Okay. She was finally going to have to do this.
“Fine. Like I said, it’s not that there’s something wrong with it, it’s that you’re skipping things. Why are you angry at yourself? What was behind the undercurrents that night? There’s a lot missing here. Maybe it’s a stylistic choice, maybe you’re just building up to it.” She didn’t think that’s what it was, though. “You sound like you’re talking around something key—both to you, and to the story—but the reader doesn’t know what it is, and it’s confusing. We can tell your hero worship of your dad wasn’t warranted. Why? Maybe you’re planning to get there, but you keep dropping these hints, without actually saying it. Why don’t you tell us what you’re really trying to say?”
His face shuttered. He closed the laptop, picked it up along with his notebook—the one he always gave her before he left the library—and stood up.
“Thanks for your ‘expertise.’”
He had that nasty tone in his voice again. Why had he pushed her to say all this if he was going to get mad? If he wasn’t even going to listen to her?

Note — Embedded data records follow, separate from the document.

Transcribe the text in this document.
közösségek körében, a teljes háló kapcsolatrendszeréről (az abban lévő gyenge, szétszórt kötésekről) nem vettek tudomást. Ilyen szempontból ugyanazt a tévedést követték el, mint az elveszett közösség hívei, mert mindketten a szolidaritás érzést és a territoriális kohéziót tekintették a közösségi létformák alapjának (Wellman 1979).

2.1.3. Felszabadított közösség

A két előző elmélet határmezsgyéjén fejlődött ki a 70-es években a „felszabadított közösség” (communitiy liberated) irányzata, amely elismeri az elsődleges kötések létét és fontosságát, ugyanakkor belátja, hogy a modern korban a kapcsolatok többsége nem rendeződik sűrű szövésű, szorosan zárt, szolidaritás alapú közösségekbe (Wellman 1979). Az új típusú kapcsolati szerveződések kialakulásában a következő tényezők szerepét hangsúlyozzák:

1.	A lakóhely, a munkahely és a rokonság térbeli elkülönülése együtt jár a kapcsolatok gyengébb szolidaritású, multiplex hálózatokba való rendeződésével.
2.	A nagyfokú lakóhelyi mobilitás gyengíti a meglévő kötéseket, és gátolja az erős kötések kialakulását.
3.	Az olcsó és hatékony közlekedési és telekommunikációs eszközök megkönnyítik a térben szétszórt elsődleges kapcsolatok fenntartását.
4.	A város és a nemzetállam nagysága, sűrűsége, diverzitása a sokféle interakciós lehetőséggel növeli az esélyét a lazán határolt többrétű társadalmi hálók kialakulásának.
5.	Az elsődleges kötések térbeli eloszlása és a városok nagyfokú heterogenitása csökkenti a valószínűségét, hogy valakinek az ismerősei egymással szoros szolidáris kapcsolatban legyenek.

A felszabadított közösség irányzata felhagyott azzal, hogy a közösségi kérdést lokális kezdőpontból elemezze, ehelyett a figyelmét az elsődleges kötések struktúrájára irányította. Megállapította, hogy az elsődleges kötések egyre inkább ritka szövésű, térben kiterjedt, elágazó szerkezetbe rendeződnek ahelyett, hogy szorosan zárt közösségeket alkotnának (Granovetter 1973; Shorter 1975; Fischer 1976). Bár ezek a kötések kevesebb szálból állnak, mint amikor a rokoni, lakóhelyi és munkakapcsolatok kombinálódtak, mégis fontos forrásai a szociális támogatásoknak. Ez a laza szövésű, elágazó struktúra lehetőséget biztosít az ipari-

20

She swung around in her chair and kept talking as he walked to the door. “If you’re going to write a memoir, Beau, you need to either write the hard things, or ignore them completely—you can’t just dance around them like you’re doing. You could have written a very different book. I think you and I both know you intended to write a very different book.” He stopped walking. He didn’t turn around, but she kept going. “You could have taken the easy way out, but you didn’t want to. So if you, Beau Towers, are going to write this book, you have to write about the stuff that hurts to write about. Look, I get that it’s hard to write about all this, all of what you’ve shown me and all of what you haven’t even tried to write. Believe me, I get that. But—”
He spun around to face her. “Do you? How, exactly, do you get that? How would you possibly get that? Because from where I’m sitting, you’re just merrily tearing my work to shreds; ordering me to tell you all my hardest, worst, most difficult secrets; making cheerful little notes about how I need to tell more and be more honest; and then you smile and go back to your own boring little life where nothing bad or hard has ever happened to you. You’re not even a writer! You don’t know how this feels, and you certainly don’t know how to do it yourself! So tell me, Izzy, how do you ‘get’ how hard this is, as you sit across a table from me, while I do some of the hardest work I’ve ever done, and you fuck around on your phone?”